I also carried a fourth DOS machine
in the form of a laptop (later a Macintosh PowerBook 170) in the
trailer. This allows routine text work and software development when
I'm off-bike with the manpack, and also allows full remote control of
the on-board systems from up to 2 miles away via a business-band packet
data link (described later).
Finally, just before departure we
added a Sun Microsystems SPARCstation to BEHEMOTH's applications layer.
I have always wanted to ride a unixycle, and besides... that kind of
horsepower is an excellent environment for map generation and
computation-intensive CAD. It also made the bike a roving TCP/IP node,
tied directly into Internet/Usenet via a Telebit CellBlazer modem and
Morningstar PPP software.The control environment also includes multiple
processors, with the stars of the show being a trio of New Micros FORTH
68HC11 systems. These low-power machines wake up in FORTH, making them
exquisitely hackable without external development systems or the
traditional edit- compile-debug cycle, and they are I/O-rich and
slow-clockable to minimize current drain when the computation load is
light.
The main machine here is the BCP, or
Bicycle Control Processor. It has, in addition to its console port to
the Mac, a pair of serial ports on dedicated lines to the RCP and TCP
-- similar systems in RUMP and trailer. Even though a single 68HC11
could handle all the control tasks on the bike, doing it this way
significantly reduces cabling and complexity.
These controllers handle
everything: load switching, data collection, security, handlebar
keyboard decoding, power-management, and network configuration. One of
the most significant tasks is managing the crossbar switch matrices
through which pass all audio and serial communication in the machine.
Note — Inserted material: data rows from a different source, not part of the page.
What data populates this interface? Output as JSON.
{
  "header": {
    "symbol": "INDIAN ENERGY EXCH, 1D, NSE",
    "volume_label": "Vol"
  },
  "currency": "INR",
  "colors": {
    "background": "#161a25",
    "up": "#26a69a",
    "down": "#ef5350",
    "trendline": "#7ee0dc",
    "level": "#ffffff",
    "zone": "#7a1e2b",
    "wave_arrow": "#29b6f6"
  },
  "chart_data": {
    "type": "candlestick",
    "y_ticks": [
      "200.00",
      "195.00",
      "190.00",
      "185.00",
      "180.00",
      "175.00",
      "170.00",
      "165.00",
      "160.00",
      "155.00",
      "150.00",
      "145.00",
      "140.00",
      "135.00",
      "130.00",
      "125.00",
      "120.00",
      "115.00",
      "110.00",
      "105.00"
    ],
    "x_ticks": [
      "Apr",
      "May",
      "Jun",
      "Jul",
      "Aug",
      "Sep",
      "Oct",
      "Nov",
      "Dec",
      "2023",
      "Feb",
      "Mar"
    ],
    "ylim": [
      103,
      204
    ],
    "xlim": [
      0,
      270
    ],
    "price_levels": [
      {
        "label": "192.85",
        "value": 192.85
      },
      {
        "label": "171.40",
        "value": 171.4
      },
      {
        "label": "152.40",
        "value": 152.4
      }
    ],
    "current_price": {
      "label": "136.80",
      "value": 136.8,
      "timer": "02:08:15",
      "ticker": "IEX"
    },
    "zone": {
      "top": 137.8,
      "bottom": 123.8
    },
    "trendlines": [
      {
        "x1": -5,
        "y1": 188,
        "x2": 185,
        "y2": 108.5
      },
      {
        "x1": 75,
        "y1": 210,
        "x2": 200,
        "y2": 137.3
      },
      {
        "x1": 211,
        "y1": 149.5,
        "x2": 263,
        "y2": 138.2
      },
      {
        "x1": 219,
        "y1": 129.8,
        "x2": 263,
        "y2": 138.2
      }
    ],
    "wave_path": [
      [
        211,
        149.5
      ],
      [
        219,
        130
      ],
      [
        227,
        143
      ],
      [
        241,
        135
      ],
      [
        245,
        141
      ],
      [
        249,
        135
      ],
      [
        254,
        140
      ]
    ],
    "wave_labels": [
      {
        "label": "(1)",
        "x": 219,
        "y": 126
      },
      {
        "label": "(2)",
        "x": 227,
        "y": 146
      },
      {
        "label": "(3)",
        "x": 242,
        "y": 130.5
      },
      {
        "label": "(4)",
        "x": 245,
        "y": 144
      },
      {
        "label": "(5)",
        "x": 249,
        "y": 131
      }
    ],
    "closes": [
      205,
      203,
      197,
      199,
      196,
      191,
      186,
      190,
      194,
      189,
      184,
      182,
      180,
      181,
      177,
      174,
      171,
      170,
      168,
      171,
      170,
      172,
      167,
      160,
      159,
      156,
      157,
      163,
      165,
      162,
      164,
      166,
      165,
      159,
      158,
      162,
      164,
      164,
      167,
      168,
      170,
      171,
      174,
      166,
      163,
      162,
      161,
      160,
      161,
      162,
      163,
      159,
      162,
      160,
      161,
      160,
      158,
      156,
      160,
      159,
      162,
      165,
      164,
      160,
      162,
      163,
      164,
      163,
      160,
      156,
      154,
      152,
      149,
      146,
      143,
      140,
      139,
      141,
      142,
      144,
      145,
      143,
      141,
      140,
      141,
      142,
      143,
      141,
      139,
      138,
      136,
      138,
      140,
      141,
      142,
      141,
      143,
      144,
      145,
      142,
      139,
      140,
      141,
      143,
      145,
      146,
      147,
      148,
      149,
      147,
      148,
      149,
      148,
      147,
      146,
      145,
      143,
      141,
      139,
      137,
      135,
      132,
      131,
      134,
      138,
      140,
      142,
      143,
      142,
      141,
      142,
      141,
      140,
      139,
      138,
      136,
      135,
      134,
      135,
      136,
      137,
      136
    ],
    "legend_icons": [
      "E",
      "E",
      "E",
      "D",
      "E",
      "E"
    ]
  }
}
Within each major site (console, RUMP, and trailer), a Mitel 8816-based
matrix is wired to all local devices. These are tied together by 12
shielded "long-lines" (8 audio and 4 serial), which are dynamically
allocated to communication events as they arise. An incoming cellular
phone call while mobile, for example, could result in the phone's
speaker and mic audio being assigned to buses, which are then switched
to the helmet's boom mic and left earphone (while the right ear may
remain connected to the Audapter speech synthesizer or other audio
source).
Again, the whole idea here is
flexibility. I could not possibly anticipate all future enhancements,
so a system architecture that treats every device as an addressable
node with a minimum of dedicated interface circuitry is most likely to
remain useful for the design life of the machine.